# Best "real feel" guitar app for Android? Are there any?



## Manurack (Sep 7, 2013)

Hey guys, I just got my first Android phone... The LG Google Nexus 4! It sure is a big step up from my old, shitty Blackberry 9350 lol I love my Nexus 4 phone!







A few years ago, I played with my buddy's ipod touch. I played the guitar app, it was great because I was able to _bend the strings like a real guitar!_ I don't know what that app was but it was awesome! 
Most guitar apps that I've tried are the ones where I can only strum chords on an acoustic. Or if I try to bend the note on a particular fret, the next note on the next string sounds off.

I know there are some great guitar apps out there, but what I really want is a great app that has the feel of bending the strings for solos and stuff, and has a wide variety of tones like acoustic, clean electric, rock electric and leads for metal so I can screw around on it when it's dead at work (I'm a sales associate at the Source so it's dead for a few hours lol)

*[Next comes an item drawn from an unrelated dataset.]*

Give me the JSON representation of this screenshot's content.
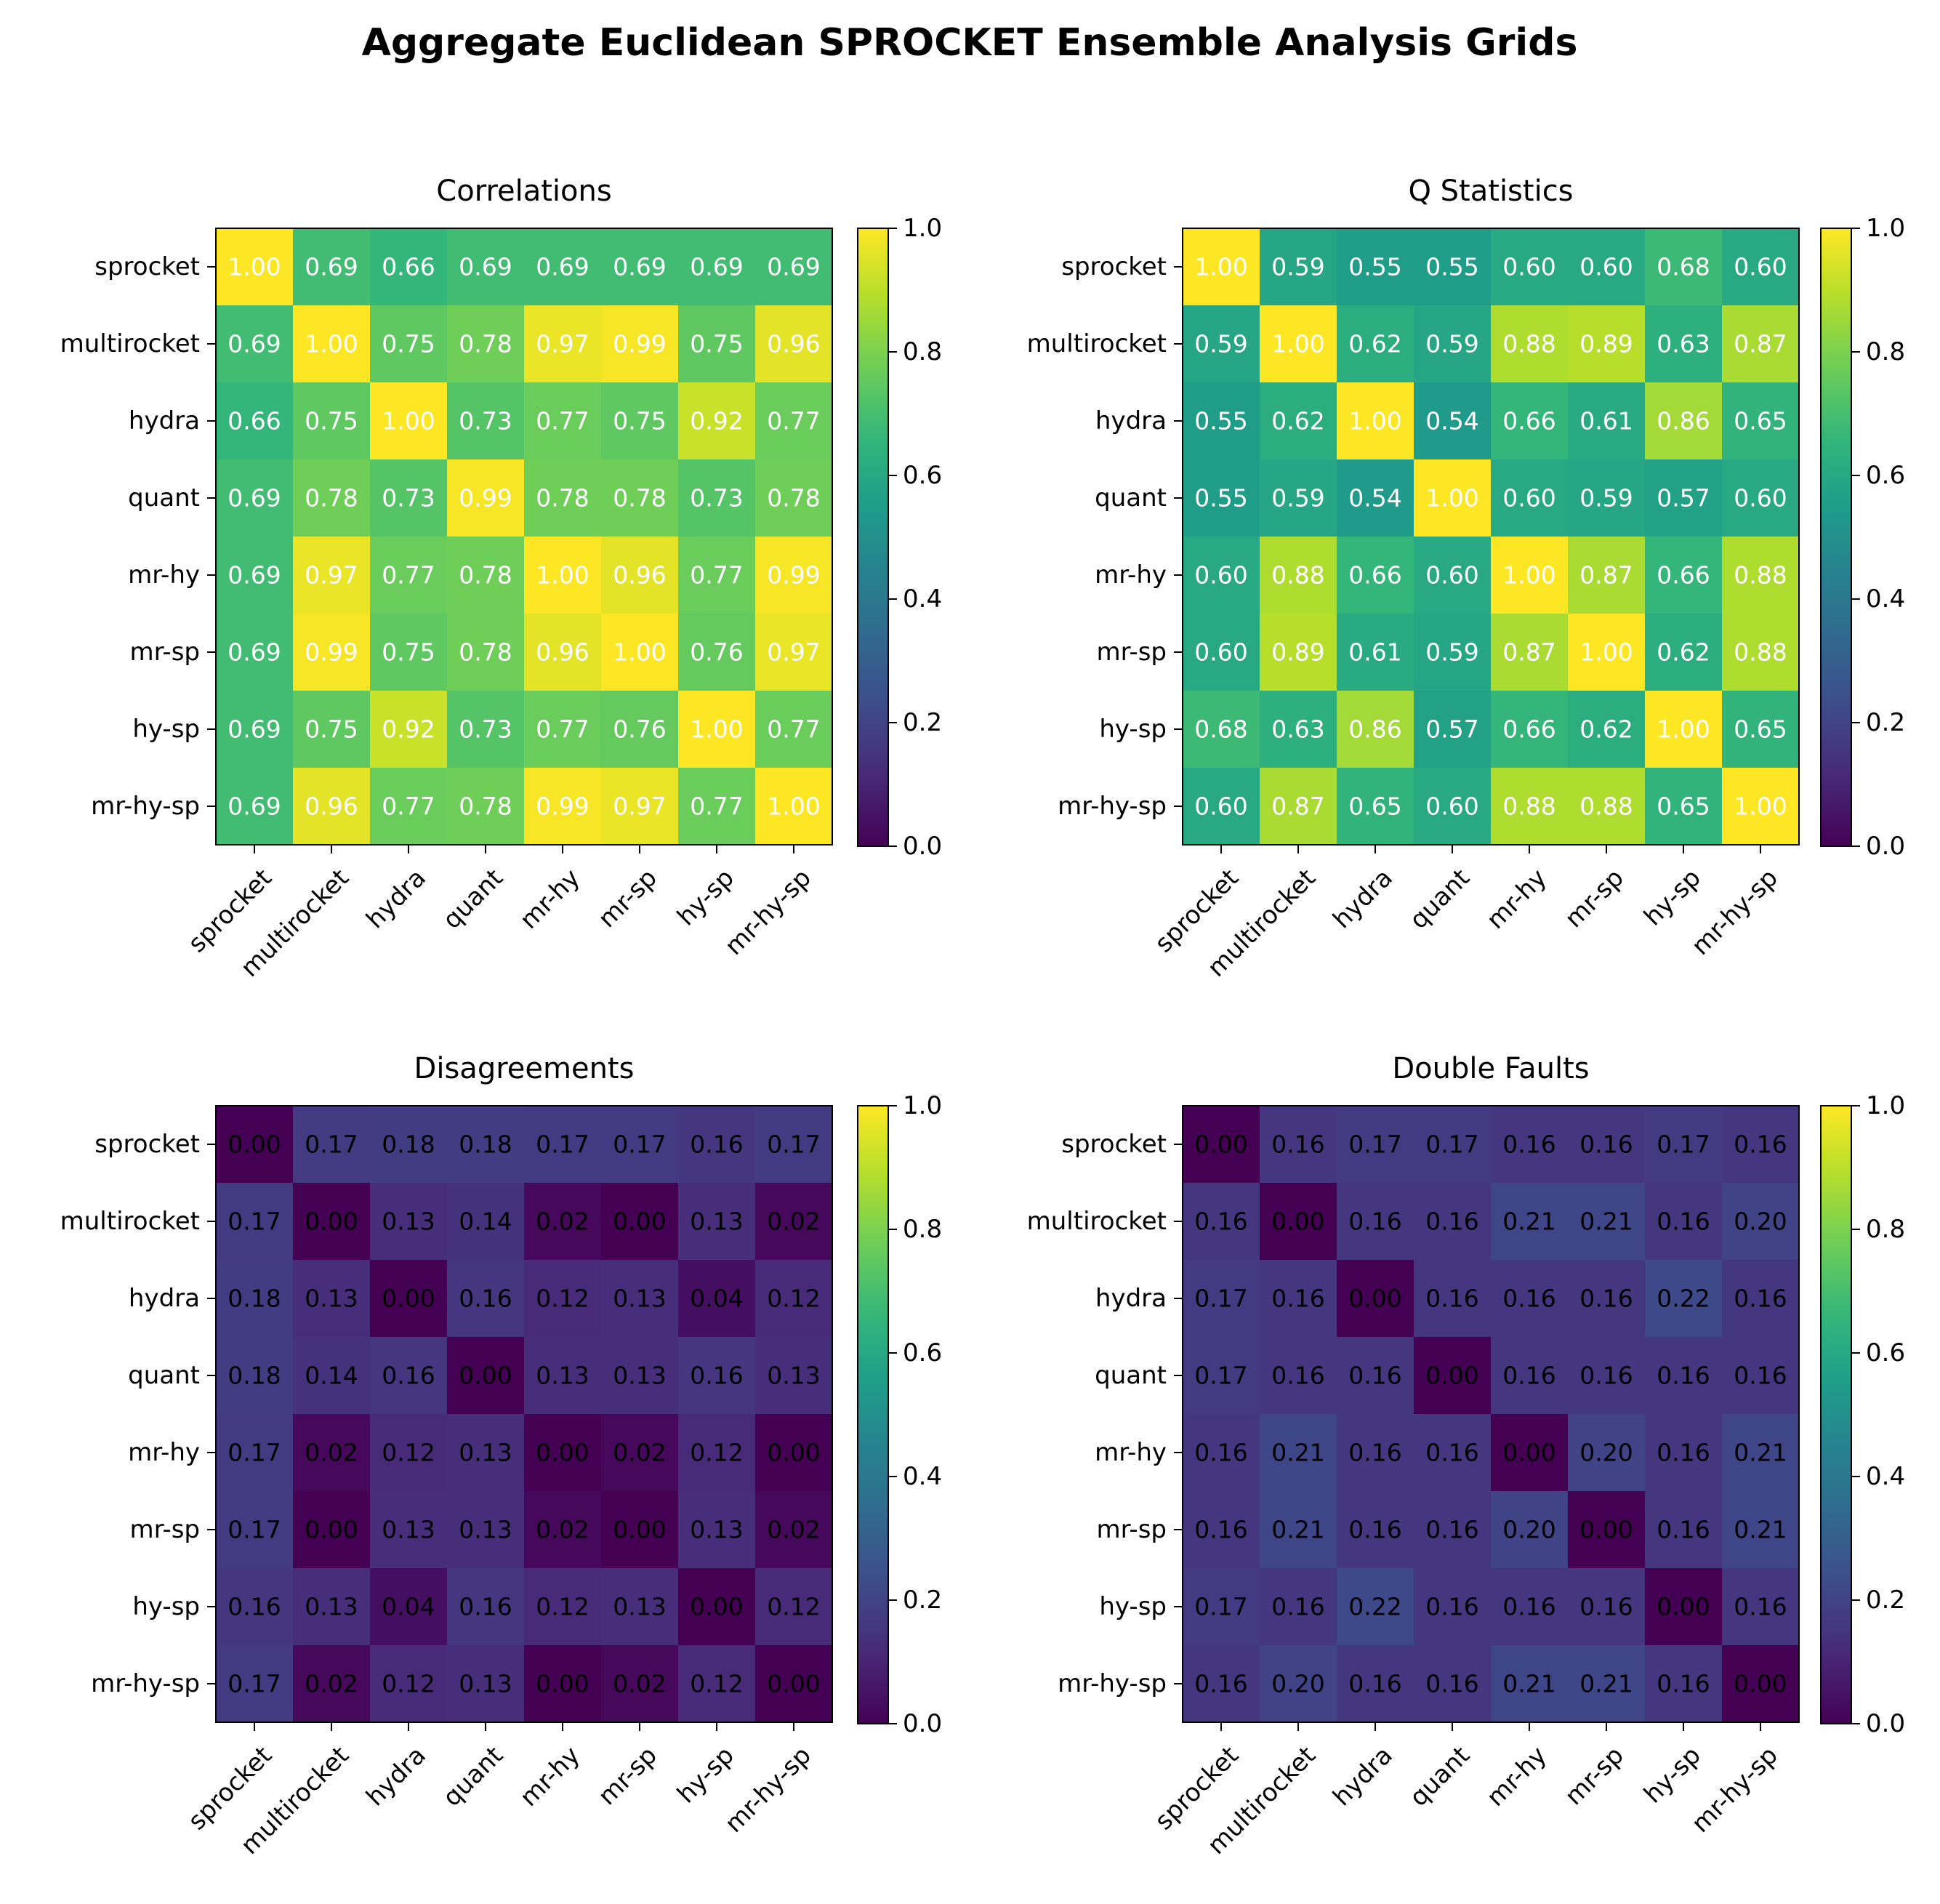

What do you guys recommend for a great guitar app?


----------



## Manurack (Sep 8, 2013)

Are there any good guitar apps out there?


----------



## tedtan (Sep 8, 2013)

The program you tried on your buddy's iPod was probably Garageband. If so, I'm not aware of anything else that works quite like that. In other words, free bump for ya.


----------



## Manurack (Sep 9, 2013)

I have garage band on my iPad and I didn't see any instrument where you can play the guitar. I'm assuming that guitar players don't have guitar apps on their smart phones or tablets lol


----------



## shadowvault (Sep 17, 2013)

Andoid devs havent make any great efford to add guitar apps due to some lag issues they say -.-


----------